I can’t connect to my WorkSpace by using the Amazon WorkSpaces client—how do I connect to my WorkSpace by using a Remote Desktop Protocol (RDP) client?


Normally, you should connect to your WorkSpace by using the WorkSpaces client, but you might need to connect to a WorkSpace by using an RDP client for troubleshooting. To do this, you must update the WorkSpace security group settings to allow connections from the IP address of your RDP client.

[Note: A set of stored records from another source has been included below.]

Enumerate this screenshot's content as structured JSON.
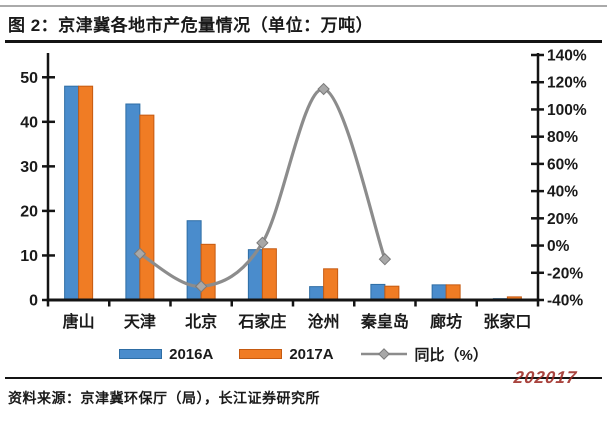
{
  "header": {
    "title": "图 2：京津冀各地市产危量情况（单位：万吨）"
  },
  "footer": {
    "source": "资料来源：京津冀环保厅（局），长江证券研究所",
    "watermark": "202017"
  },
  "colors": {
    "bar_2016": "#4a8ccc",
    "bar_2016_border": "#2e6da4",
    "bar_2017": "#f07c24",
    "bar_2017_border": "#c55a11",
    "line": "#8c8c8c",
    "marker_fill": "#a8a8a8",
    "marker_border": "#7a7a7a",
    "axis": "#141414",
    "text": "#1a1a1a",
    "watermark": "#9e2b25"
  },
  "chart_data": {
    "type": "bar",
    "subtype": "bar+line-combo",
    "title": "图 2：京津冀各地市产危量情况（单位：万吨）",
    "categories": [
      "唐山",
      "天津",
      "北京",
      "石家庄",
      "沧州",
      "秦皇岛",
      "廊坊",
      "张家口"
    ],
    "series": [
      {
        "name": "2016A",
        "type": "bar",
        "axis": "left",
        "values": [
          48,
          44,
          17.8,
          11.3,
          3,
          3.5,
          3.4,
          0.3
        ]
      },
      {
        "name": "2017A",
        "type": "bar",
        "axis": "left",
        "values": [
          48,
          41.5,
          12.5,
          11.5,
          7,
          3.1,
          3.4,
          0.7
        ]
      },
      {
        "name": "同比（%）",
        "type": "line",
        "axis": "right",
        "values": [
          null,
          -6,
          -30,
          2,
          115,
          -10,
          null,
          null
        ]
      }
    ],
    "left_axis": {
      "ticks": [
        0,
        10,
        20,
        30,
        40,
        50
      ],
      "min": 0,
      "max": 55,
      "grid": false
    },
    "right_axis": {
      "tick_labels": [
        "-40%",
        "-20%",
        "0%",
        "20%",
        "40%",
        "60%",
        "80%",
        "100%",
        "120%",
        "140%"
      ],
      "tick_values": [
        -40,
        -20,
        0,
        20,
        40,
        60,
        80,
        100,
        120,
        140
      ],
      "min": -40,
      "max": 140
    },
    "legend_position": "bottom"
  }
}
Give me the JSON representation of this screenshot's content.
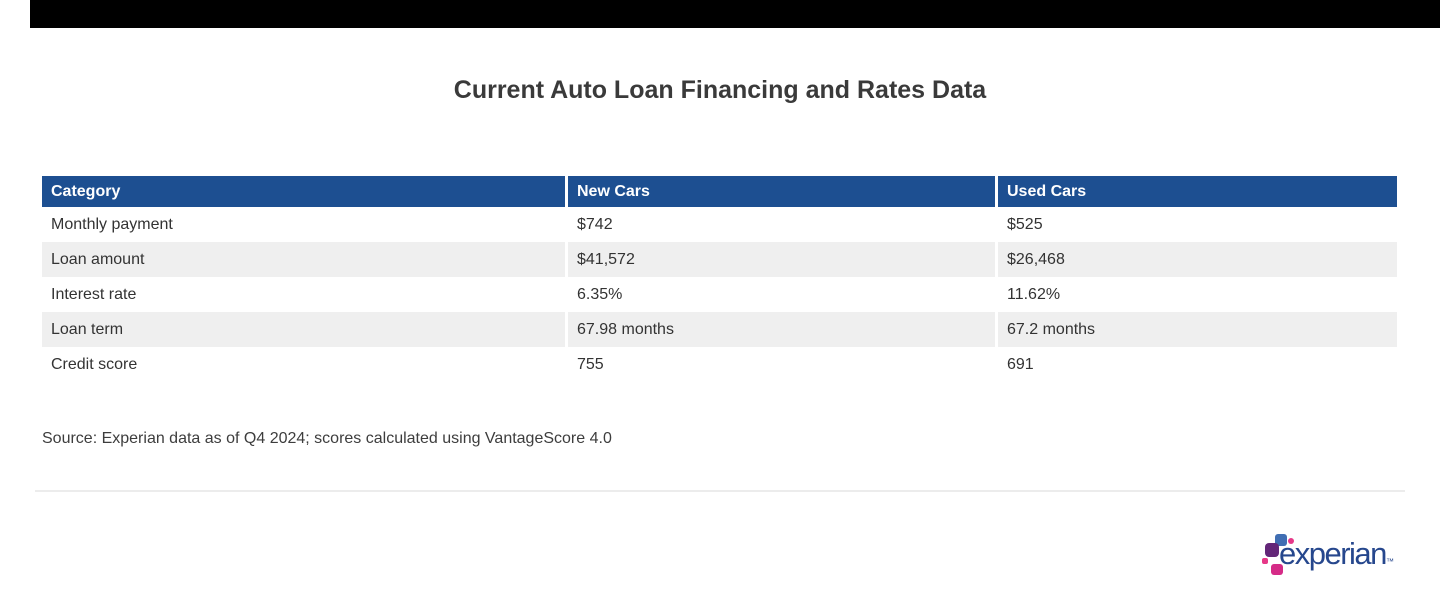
{
  "chart_data": {
    "type": "table",
    "title": "Current Auto Loan Financing and Rates Data",
    "columns": [
      "Category",
      "New Cars",
      "Used Cars"
    ],
    "rows": [
      [
        "Monthly payment",
        "$742",
        "$525"
      ],
      [
        "Loan amount",
        "$41,572",
        "$26,468"
      ],
      [
        "Interest rate",
        "6.35%",
        "11.62%"
      ],
      [
        "Loan term",
        "67.98 months",
        "67.2 months"
      ],
      [
        "Credit score",
        "755",
        "691"
      ]
    ],
    "source": "Source: Experian data as of Q4 2024; scores calculated using VantageScore 4.0",
    "legend_position": "none",
    "grid": false
  },
  "logo": {
    "wordmark": "experian",
    "trademark": "™"
  },
  "colors": {
    "top_bar": "#000000",
    "table_header_bg": "#1d4f91",
    "table_header_text": "#ffffff",
    "row_stripe": "#efefef",
    "body_text": "#333333",
    "title_text": "#3a3a3a",
    "divider": "#ececec",
    "logo_wordmark": "#26478d",
    "logo_blue": "#406EB3",
    "logo_purple": "#632678",
    "logo_pink": "#E63888",
    "logo_magenta": "#D52B87"
  }
}
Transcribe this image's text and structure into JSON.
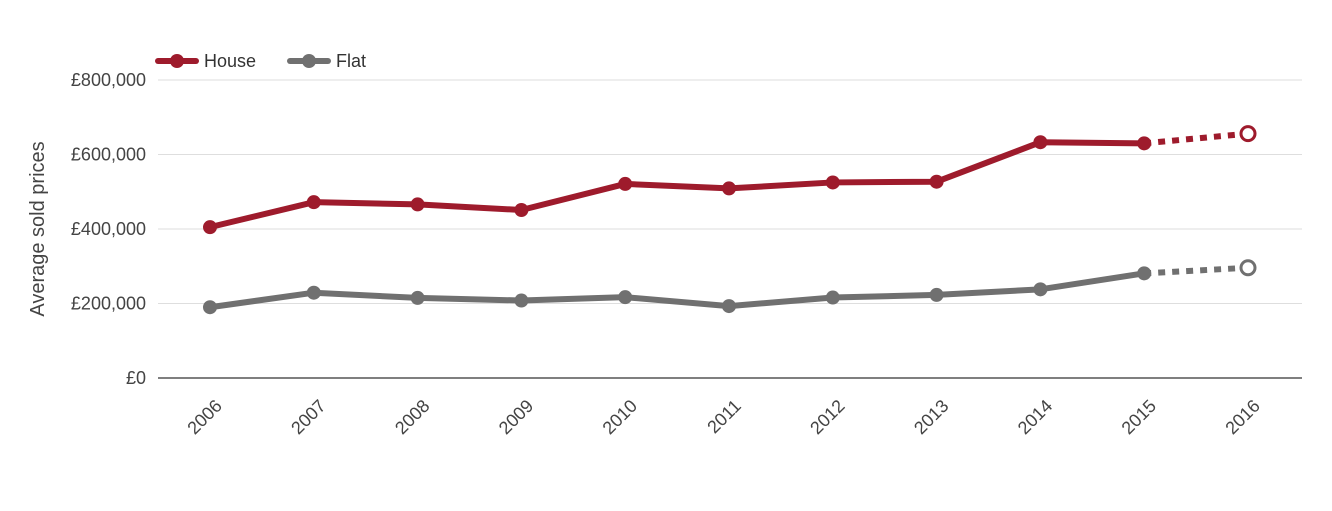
{
  "chart_data": {
    "type": "line",
    "title": "",
    "xlabel": "",
    "ylabel": "Average sold prices",
    "categories": [
      "2006",
      "2007",
      "2008",
      "2009",
      "2010",
      "2011",
      "2012",
      "2013",
      "2014",
      "2015",
      "2016"
    ],
    "ylim": [
      0,
      800000
    ],
    "yticks": [
      0,
      200000,
      400000,
      600000,
      800000
    ],
    "ytick_labels": [
      "£0",
      "£200,000",
      "£400,000",
      "£600,000",
      "£800,000"
    ],
    "grid": true,
    "legend_position": "top-left",
    "forecast_from_index": 9,
    "series": [
      {
        "name": "House",
        "color": "#9e1b2c",
        "values": [
          405000,
          472000,
          466000,
          451000,
          521000,
          509000,
          525000,
          527000,
          633000,
          630000,
          656000
        ]
      },
      {
        "name": "Flat",
        "color": "#707070",
        "values": [
          190000,
          229000,
          215000,
          208000,
          217000,
          193000,
          216000,
          223000,
          238000,
          281000,
          296000
        ]
      }
    ]
  }
}
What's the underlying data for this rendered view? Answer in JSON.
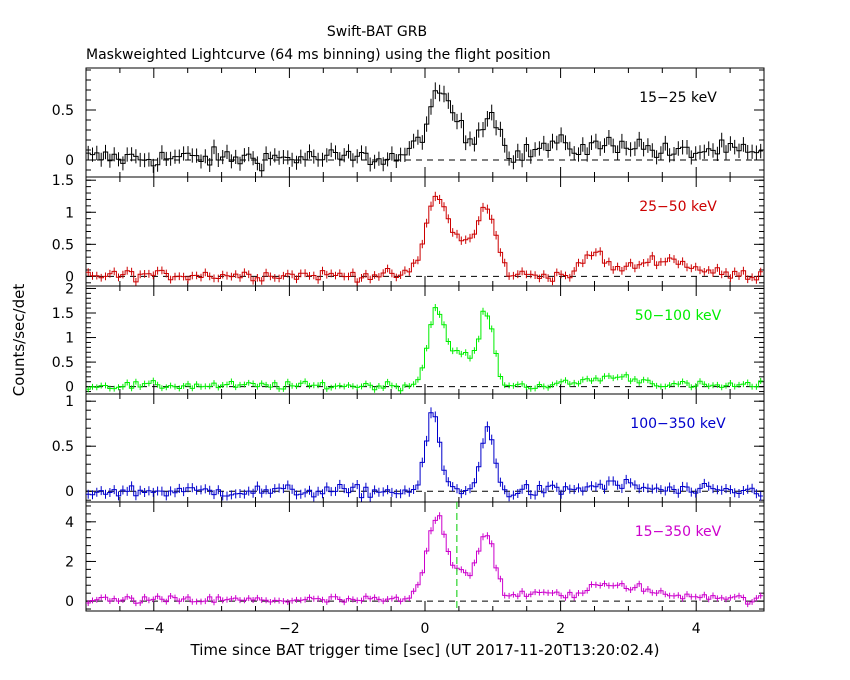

To do this, follow these steps:

  1. Sign in to the Amazon WorkSpaces console.
  2. Select the WorkSpace, expand the details pane using the arrow, and then take note of the IP address under WorkSpace IP.
    Note: The WorkSpace must be in a running state in order for the private IP address to appear. If the WorkSpace is stopped, the private IP address does not appear.
  3. Sign in to the Amazon EC2 console.
  4. From the left navigation pane, choose Network Interfaces.
  5. In the search box, type the IP address of the WorkSpace you noted earlier. Select the network interface associated with the IP address, and take note of the IP address in the Public IP column (if any).
  6. Open the link in the Security groups column.
  7. Choose the Inbound tab, and then choose Edit.
  8. Choose Add Rule, and create a rule with the following attributes:
    Type: RDP
    Protocol: TCP
    Port Range: 3389
    Source: Use the IP address(es) you will use to connect to the WorkSpace (for example, the public IP address of a remote machine, or the private IP address of another EC2 instance in the same VPC).
  9. Choose Save.

You should now be able to connect to the WorkSpace using RDP from the IP address(es) you specified. If you can’t connect to the WorkSpace, double-check the rule you added to the WorkSpace security group to be sure that the IP address you added is correct, and be sure that the WorkSpace has Internet access through an Internet Gateway.